Sem-teto faz 'torneio alternativo' a 4 km do Itaquerão

Ocupação Copa do Povo, organizada pelo MTST, fez torneio com timesdos metroviários, garis, rodoviários e professores

Mônica Reolom, O Estado de S. Paulo

13 de junho de 2014 | 02h05

SÃO PAULO - Enquanto os torcedores começavam a chegar à Arena Corinthians, na manhã de ontem, a cerimônia de abertura para um torneio de futebol alternativo acontecia a 4 quilômetros do estádio em Itaquera, na zona leste de São Paulo. Um boneco de pelúcia do Fuleco, símbolo da Copa do Mundo, foi queimado pelos organizadores da Copa do Povo, assim como figurinhas do álbum com os ídolos internacionais do futebol.

Criado por integrantes do Movimento dos Trabalhadores Sem-Teto (MTST), o evento reuniu as cerca de 3 mil famílias da ocupação que existe desde o início de maio em um terreno ao lado do Parque do Carmo. Apesar da "violência" contra o mascote, o encontro se propunha a ser uma alternativa bem-humorada ao evento da Fifa.

Em vez de chuteiras, pés no chão; no lugar de um gramado verde, um piso de laje com traves improvisadas para os gols. "É mais democrática, a nossa Copa. Tem até time das mulheres", disse a autônoma Cláudia Garcez, de 37 anos, moradora da ocupação. E não era só uma equipe feminina, mas seis. Outra meia dúzia de times era formada por crianças. De homens, havia 14 equipes. Eram tantos jogadores esperando que, a cada cinco minutos, alguém perguntava para a coordenação: "Quando é o nosso jogo? Falta muito?"
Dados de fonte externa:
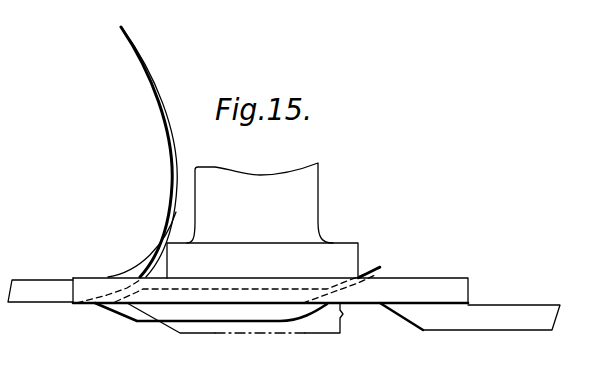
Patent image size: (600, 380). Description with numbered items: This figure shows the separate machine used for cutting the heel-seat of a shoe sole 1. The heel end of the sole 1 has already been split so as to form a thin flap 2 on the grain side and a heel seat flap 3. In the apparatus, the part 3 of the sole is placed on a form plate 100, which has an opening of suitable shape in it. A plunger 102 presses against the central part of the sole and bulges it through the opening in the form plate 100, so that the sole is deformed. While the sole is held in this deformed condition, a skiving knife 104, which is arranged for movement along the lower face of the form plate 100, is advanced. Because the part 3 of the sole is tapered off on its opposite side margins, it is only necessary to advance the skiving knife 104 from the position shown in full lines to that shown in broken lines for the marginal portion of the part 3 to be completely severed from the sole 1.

The shoe sole 1 is at (68, 297).
The thin flap 2 is at (170, 185).
The heel seat flap 3 is at (380, 267).
The form plate 100 is at (378, 293).
The plunger 102 is at (262, 260).
The skiving knife 104 is at (437, 323).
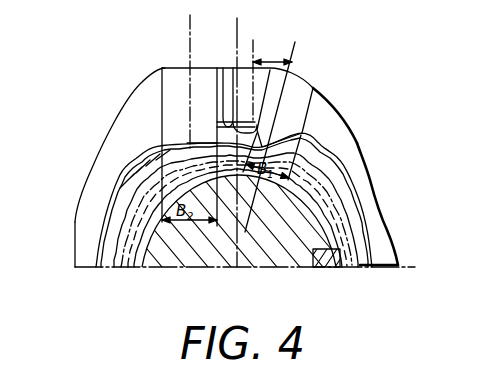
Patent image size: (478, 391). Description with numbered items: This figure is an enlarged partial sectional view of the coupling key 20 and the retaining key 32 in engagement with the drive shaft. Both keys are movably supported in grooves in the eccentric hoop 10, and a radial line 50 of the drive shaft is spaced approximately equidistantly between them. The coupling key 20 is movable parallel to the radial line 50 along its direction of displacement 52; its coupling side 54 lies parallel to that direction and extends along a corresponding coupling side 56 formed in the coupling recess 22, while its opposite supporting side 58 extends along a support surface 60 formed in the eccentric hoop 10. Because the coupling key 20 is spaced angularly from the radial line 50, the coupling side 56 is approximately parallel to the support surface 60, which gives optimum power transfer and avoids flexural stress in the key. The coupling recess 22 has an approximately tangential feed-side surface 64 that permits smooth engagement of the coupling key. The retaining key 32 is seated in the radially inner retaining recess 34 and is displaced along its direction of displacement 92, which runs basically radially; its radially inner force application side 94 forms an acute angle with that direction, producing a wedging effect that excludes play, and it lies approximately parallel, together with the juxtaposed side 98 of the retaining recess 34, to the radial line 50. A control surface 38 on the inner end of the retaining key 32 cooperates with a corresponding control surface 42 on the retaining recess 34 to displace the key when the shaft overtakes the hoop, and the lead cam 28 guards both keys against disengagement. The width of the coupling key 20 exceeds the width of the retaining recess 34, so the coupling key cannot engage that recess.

"A coordenação do movimento organizou o campeonato e decidiu homenagear grupos que se mobilizaram neste ano", explicou o coordenador do MTST Josué Rocha, de 25 anos. "Todos os jogadores são da ocupação, mas temos o time dos metroviários, dos rodoviários, dos garis, dos professores."
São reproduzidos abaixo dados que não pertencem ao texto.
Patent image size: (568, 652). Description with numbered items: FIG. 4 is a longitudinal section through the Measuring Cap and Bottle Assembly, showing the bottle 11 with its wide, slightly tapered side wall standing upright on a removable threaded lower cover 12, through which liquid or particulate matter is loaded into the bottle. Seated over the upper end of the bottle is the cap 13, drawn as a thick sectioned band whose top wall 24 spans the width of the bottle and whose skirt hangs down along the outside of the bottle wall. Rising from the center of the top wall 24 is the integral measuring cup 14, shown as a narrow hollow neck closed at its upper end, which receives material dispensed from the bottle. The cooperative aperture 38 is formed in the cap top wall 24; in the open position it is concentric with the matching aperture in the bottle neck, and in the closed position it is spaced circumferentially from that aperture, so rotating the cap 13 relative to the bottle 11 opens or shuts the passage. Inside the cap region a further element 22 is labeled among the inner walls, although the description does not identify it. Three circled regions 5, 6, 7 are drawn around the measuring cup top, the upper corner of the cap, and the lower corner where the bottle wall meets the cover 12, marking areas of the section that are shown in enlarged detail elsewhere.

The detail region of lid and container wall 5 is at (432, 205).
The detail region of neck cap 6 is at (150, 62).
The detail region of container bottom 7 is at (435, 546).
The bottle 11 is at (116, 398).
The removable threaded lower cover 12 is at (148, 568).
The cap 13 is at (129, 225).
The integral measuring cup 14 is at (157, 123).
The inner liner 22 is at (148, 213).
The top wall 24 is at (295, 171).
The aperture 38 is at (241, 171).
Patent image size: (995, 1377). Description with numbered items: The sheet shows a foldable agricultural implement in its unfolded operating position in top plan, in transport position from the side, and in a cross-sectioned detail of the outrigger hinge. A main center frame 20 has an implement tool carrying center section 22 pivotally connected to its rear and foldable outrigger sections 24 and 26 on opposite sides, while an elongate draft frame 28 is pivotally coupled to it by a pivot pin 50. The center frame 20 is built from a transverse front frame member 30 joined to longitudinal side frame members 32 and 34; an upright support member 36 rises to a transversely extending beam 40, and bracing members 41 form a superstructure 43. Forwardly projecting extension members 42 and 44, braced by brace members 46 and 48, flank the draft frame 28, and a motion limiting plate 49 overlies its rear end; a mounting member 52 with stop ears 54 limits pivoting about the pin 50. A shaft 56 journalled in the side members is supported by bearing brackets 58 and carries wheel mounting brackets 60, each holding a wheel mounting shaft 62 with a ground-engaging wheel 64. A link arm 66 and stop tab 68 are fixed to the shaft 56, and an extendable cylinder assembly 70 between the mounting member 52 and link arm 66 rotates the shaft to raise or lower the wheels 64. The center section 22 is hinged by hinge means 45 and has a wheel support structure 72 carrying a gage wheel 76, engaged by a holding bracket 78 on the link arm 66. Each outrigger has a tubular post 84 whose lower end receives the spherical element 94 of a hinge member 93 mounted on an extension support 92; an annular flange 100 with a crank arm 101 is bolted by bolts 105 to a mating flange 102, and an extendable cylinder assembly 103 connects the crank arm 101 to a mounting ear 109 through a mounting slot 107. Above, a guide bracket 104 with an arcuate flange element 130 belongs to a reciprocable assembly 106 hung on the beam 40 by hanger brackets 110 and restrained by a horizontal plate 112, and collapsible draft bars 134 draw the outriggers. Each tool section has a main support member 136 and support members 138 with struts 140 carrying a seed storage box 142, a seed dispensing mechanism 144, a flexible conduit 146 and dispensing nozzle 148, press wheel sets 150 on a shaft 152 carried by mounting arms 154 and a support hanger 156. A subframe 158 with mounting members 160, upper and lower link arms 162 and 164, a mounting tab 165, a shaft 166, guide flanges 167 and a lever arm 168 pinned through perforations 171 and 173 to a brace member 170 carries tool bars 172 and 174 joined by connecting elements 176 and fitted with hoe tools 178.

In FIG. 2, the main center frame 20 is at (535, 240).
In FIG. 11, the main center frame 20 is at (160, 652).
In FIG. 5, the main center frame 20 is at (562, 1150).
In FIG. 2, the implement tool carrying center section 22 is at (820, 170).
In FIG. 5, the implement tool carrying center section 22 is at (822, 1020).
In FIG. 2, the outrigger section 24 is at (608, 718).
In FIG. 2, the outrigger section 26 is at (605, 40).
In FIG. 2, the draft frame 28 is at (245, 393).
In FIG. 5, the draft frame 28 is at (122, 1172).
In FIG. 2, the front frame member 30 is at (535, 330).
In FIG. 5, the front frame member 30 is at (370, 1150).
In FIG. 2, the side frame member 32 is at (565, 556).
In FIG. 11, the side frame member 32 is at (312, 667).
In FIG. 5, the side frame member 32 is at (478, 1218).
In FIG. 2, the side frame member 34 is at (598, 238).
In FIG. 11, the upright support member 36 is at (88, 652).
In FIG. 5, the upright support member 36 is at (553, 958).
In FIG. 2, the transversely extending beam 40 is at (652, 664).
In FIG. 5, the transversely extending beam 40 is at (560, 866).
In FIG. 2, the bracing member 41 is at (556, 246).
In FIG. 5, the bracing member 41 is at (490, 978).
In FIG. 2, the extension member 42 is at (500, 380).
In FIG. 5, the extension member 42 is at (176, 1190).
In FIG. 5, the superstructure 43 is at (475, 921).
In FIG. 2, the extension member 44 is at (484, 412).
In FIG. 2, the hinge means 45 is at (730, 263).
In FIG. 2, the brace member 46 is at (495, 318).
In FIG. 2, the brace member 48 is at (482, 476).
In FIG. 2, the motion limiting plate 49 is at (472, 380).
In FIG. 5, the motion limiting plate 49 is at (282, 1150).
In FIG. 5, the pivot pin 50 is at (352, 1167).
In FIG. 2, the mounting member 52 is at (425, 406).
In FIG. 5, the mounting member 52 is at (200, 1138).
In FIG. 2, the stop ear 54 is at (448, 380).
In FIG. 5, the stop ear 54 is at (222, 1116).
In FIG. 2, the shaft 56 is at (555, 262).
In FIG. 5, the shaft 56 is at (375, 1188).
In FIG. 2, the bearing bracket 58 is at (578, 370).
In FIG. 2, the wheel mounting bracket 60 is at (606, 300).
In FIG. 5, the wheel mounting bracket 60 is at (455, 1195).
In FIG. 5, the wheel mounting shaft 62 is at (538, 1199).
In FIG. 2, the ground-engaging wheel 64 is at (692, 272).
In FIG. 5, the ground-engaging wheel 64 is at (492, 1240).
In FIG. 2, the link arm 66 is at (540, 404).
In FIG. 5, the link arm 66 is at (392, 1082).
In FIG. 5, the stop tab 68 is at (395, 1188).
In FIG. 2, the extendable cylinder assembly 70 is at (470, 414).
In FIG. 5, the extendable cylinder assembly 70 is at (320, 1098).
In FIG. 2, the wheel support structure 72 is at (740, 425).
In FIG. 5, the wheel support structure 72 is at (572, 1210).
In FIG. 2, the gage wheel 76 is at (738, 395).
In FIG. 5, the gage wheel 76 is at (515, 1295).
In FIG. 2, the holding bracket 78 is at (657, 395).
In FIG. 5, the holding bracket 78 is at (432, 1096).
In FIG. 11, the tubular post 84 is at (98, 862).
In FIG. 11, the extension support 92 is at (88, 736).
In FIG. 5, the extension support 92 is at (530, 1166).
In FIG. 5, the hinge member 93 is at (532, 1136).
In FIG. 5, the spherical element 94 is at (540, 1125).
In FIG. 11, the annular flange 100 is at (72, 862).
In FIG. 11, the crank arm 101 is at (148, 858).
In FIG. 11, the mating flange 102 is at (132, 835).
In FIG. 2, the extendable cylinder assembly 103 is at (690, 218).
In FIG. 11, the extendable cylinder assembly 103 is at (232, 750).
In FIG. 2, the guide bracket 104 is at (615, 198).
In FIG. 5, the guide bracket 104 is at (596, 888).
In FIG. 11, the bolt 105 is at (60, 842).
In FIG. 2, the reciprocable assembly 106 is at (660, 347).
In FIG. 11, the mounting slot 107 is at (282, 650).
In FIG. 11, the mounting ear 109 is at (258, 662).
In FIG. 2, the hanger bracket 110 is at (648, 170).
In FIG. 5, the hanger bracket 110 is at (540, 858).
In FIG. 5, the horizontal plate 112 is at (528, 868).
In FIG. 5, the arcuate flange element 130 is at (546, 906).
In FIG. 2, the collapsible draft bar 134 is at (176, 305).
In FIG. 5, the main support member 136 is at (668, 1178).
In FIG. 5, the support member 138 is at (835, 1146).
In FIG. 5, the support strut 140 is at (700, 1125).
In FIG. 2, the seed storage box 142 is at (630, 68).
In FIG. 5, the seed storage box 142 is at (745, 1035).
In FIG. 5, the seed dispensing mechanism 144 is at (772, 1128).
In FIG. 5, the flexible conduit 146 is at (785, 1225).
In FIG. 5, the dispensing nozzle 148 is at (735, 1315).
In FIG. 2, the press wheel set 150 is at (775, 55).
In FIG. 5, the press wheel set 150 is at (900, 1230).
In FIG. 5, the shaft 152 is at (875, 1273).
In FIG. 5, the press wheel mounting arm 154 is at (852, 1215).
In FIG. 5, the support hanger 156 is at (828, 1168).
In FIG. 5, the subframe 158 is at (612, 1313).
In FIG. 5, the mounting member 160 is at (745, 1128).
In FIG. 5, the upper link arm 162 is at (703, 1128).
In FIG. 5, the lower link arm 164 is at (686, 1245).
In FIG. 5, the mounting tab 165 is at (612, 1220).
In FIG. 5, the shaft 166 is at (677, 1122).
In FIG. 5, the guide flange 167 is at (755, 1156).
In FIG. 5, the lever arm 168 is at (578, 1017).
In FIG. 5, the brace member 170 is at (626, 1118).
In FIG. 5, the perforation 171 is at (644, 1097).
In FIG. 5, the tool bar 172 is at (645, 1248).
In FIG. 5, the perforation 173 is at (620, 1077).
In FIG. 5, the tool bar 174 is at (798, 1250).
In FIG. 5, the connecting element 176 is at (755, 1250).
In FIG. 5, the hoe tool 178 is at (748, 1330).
Ao longo do torneio, foram surgindo outros times, como o das "Ronaldetes" e das "veadetes", que reunia homens vestidos de mulher, gays, travestis e transexuais. "Nosso preconceito é zero. Estamos juntos para jogar bola e se divertir", disse, de vestido, Daniel Rodrigo de Carvalho, de 32 anos. A equipe da militância também apareceu e até Guilherme Boulos, coordenador nacional do MTST, arriscou-se em campo. Mas ele foi logo substituído.
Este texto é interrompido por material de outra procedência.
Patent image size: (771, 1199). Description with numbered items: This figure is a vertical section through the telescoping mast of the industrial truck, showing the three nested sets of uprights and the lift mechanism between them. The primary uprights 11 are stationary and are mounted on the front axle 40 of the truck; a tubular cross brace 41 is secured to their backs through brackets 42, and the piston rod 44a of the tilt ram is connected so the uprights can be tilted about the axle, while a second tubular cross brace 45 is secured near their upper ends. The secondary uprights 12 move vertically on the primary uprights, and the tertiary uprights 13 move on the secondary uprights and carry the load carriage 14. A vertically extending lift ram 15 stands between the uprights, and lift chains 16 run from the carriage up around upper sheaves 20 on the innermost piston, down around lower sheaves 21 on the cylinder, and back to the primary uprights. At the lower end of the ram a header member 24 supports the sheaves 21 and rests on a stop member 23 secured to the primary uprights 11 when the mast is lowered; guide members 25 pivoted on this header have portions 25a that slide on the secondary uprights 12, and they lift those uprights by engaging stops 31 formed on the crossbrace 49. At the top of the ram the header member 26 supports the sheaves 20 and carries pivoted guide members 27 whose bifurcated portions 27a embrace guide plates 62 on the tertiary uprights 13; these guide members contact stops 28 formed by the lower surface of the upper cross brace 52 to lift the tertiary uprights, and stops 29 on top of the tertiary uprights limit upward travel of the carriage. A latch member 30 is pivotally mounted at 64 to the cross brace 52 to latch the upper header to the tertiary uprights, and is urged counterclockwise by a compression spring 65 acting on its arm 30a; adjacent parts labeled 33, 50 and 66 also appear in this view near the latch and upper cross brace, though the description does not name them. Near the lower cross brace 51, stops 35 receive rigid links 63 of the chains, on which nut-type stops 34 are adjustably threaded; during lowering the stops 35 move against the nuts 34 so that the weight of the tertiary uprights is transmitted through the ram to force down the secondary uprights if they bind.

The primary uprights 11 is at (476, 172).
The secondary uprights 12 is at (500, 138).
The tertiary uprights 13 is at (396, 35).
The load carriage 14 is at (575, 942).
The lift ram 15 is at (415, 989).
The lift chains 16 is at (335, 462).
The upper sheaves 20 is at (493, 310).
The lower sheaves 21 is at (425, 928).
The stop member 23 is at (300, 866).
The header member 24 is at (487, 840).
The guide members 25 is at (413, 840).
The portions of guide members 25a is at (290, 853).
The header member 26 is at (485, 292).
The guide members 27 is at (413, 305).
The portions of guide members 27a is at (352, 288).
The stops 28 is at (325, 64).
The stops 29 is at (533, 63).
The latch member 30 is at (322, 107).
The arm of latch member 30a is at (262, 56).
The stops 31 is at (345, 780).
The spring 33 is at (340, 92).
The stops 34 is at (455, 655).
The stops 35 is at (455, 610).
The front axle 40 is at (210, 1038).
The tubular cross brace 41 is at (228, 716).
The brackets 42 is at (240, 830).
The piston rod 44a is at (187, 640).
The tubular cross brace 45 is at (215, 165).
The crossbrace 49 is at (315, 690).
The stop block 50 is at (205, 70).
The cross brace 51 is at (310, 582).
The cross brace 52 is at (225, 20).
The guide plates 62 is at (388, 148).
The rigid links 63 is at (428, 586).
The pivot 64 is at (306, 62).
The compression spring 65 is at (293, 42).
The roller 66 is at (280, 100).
A quadra, ao mesmo tempo em que era palco de jogos acirrados, também se tornou local de dança e diversão. As crianças corriam de um lado para o outro, soprando cornetas verde-amarelas. Os adultos dançavam hip-hop, funk, sertanejo e pagode que saíam de caixas de som. De cima de um palanque, um locutor anunciava as partidas e, quando o jogo demorava a engrenar, pedia: "Faz um gol para mim, gente".

Protesto. Moradora de Itaquera há mais de cinco anos, a técnica em necropsia Íris dos Santos disse que o protesto do MTST é uma forma de mostrar ao mundo a insatisfação com o Mundial. "A Copa foi tão mal estruturada que a gente ficou sem vontade de gritar 'vai, Brasil'. Não dá para fingir que estou feliz."

Segundo Íris, nos outros anos a agitação nas ruas era maior. "Achei que quando fôssemos trazer uma Copa para cá, ia ser uma animação enorme. Mas está estampada na cara do povo a insatisfação."